Un Mensaje a la Conciencia
«La vida está en la sangre»
por Carlos Rey
El ataque fue rápido y sorpresivo. Los atacantes eran hombres armados de machetes. Juana Garrido del Ángel, valiente mujer, se defendió como pudo. Era el 20 de mayo de 1983, en Ciudad Madero, Tamaulipas, México. Al intentar defender su cabeza de uno de los golpes, Juana levantó la mano.
La afilada hoja del machete no le dio en el cráneo, pero sí le seccionó la mano izquierda. Juana no se inmutó. Recogió la mano del suelo, la envolvió en su chal, y se dirigió con la mano cortada al hospital civil de la zona.
Allí no pudieron hacer nada por ella. Así que Juana fue al Hospital Zonal del Instituto Mexicano del Seguro Social. Y a pesar de que habían transcurrido 48 horas desde el ataque y que por consiguiente la mano estaba prácticamente muerta, el cirujano Manlio Calogero Speziale realizó un milagro quirúrgico: le suturó la mano con tanta pericia que la salvó. En cuatro meses más, la mano le sería otra vez tan útil como lo era antes.

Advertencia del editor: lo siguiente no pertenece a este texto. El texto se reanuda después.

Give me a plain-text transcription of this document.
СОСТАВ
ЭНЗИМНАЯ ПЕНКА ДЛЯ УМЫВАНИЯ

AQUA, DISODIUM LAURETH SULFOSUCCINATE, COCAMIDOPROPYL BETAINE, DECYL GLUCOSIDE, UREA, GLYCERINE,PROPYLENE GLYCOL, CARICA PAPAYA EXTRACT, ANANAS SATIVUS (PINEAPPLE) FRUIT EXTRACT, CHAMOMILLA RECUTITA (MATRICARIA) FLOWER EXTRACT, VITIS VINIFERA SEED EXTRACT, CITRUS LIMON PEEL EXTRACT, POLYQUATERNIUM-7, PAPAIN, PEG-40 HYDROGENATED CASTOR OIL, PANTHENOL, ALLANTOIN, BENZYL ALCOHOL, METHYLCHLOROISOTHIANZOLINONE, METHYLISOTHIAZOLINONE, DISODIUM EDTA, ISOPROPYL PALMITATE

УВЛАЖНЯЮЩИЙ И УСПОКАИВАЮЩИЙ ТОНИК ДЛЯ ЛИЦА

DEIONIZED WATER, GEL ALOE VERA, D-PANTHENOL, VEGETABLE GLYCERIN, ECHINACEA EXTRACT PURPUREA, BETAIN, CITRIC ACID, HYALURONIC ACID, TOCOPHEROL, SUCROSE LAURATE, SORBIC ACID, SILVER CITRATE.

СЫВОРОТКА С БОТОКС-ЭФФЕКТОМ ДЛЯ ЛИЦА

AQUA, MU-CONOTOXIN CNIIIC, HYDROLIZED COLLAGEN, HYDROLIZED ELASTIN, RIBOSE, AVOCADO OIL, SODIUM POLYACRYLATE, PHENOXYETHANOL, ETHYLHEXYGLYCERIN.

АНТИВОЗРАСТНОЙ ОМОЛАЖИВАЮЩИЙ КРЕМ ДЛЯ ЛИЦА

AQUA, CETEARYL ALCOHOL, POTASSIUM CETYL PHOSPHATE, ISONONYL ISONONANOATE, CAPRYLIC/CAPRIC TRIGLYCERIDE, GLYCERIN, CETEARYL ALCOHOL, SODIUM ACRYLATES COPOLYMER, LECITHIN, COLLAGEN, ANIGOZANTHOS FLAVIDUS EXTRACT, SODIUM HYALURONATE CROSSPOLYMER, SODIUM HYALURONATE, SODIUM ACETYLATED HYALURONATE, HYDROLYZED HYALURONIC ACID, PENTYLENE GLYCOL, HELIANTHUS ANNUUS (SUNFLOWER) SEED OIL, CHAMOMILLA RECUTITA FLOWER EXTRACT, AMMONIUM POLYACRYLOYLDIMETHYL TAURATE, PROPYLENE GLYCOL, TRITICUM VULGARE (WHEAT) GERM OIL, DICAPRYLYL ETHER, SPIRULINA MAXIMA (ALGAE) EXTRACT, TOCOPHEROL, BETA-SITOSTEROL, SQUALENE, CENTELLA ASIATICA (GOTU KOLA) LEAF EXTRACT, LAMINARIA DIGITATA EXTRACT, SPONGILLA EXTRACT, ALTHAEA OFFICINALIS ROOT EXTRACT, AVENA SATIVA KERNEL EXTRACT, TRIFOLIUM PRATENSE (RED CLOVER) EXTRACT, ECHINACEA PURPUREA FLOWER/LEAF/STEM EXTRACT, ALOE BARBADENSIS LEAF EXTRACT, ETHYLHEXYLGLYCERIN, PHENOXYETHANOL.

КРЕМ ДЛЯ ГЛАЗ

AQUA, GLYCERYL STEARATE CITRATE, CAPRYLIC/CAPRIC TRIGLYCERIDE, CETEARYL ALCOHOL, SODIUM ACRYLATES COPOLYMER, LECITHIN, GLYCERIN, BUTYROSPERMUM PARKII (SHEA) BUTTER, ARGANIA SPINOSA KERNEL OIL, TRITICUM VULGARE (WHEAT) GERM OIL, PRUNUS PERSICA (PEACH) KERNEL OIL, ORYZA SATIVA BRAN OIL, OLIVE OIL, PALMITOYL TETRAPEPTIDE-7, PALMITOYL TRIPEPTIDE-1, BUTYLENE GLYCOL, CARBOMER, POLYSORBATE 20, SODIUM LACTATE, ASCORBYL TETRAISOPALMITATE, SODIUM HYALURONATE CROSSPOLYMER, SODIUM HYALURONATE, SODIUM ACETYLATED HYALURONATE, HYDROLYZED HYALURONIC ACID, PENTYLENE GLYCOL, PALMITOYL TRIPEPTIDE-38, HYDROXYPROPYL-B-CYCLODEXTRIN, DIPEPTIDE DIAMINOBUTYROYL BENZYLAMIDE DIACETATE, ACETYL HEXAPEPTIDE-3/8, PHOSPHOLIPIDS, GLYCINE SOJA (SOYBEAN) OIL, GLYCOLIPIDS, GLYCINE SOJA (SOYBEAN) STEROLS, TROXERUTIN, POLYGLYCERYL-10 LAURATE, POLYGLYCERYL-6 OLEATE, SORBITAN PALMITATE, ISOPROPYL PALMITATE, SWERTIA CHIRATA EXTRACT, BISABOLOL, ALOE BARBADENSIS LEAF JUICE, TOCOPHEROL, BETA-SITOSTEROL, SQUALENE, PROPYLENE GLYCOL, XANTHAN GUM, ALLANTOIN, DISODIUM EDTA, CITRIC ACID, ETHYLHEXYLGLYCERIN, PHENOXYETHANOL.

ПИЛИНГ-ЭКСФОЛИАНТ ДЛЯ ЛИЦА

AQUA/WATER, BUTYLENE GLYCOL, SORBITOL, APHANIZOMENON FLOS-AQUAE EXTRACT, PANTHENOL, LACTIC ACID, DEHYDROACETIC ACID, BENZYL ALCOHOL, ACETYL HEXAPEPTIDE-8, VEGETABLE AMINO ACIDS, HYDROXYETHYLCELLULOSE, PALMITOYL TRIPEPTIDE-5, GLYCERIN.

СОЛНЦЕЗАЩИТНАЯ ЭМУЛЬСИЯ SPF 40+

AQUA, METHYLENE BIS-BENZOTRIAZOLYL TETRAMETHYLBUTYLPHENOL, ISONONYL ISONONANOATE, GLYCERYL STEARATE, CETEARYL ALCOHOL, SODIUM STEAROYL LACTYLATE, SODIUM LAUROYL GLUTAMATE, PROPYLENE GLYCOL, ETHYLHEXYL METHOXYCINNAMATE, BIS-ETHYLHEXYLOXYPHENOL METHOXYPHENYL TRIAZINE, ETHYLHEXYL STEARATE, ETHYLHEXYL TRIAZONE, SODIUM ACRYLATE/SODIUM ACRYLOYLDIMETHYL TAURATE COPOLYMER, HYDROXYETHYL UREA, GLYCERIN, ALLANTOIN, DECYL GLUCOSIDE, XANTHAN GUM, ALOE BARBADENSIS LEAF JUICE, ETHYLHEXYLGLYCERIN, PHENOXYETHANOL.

He aquí otro milagro, esta vez por concepto de la restauración de miembros amputados, realizado en México por un maestro cirujano. Cuando la sangre de Juana volvió a correr por las venas y las arterias de la mano, la mano recobró la vida. Y con el tiempo y un poco de paciencia, esa mano volvería a ser como antes, y del ataque sólo quedaría como recuerdo una leve cicatriz.
La vida está en la sangre. Cuando ese líquido maravilloso, obra maestra de la creación y no de la evolución, corre por nuestras venas y arterias, tenemos vida. Sin sangre, nuestro cuerpo no es más que cadáver reseco. En cambio, cuando tiene sangre, tiene vida, pensamiento, calor, amor, fuerza e inteligencia.
Es por esa cualidad de la sangre, la de ser la vida que corre raudamente en los organismos, que Dios le dijo al pueblo de Israel por medio de Moisés: «La vida de toda criatura está en la sangre. Yo mismo se la he dado a ustedes sobre el altar, para que hagan propiciación por ustedes mismos, ya que la propiciación se hace por medio de la sangre».1
La sangre que derramó Dios, sangre pura que vertió para expiar nuestros pecados y así salvarnos de la muerte, es la sangre de su Hijo Jesucristo, Dios hecho hombre. Es por esa sangre que Cristo derramó en la cruz del Calvario que todos los que creemos en Él recibimos vida.
Dios se hizo hombre en la persona de Jesucristo. Por las venas de Cristo, debido a su condición de hombre, corría sangre. Y esa sangre, igual a la nuestra, es vida espiritual para cada uno de nosotros. Si nos apropiamos de ella, creyendo en el Señor Jesucristo y en su muerte expiatoria por nosotros, seremos salvos.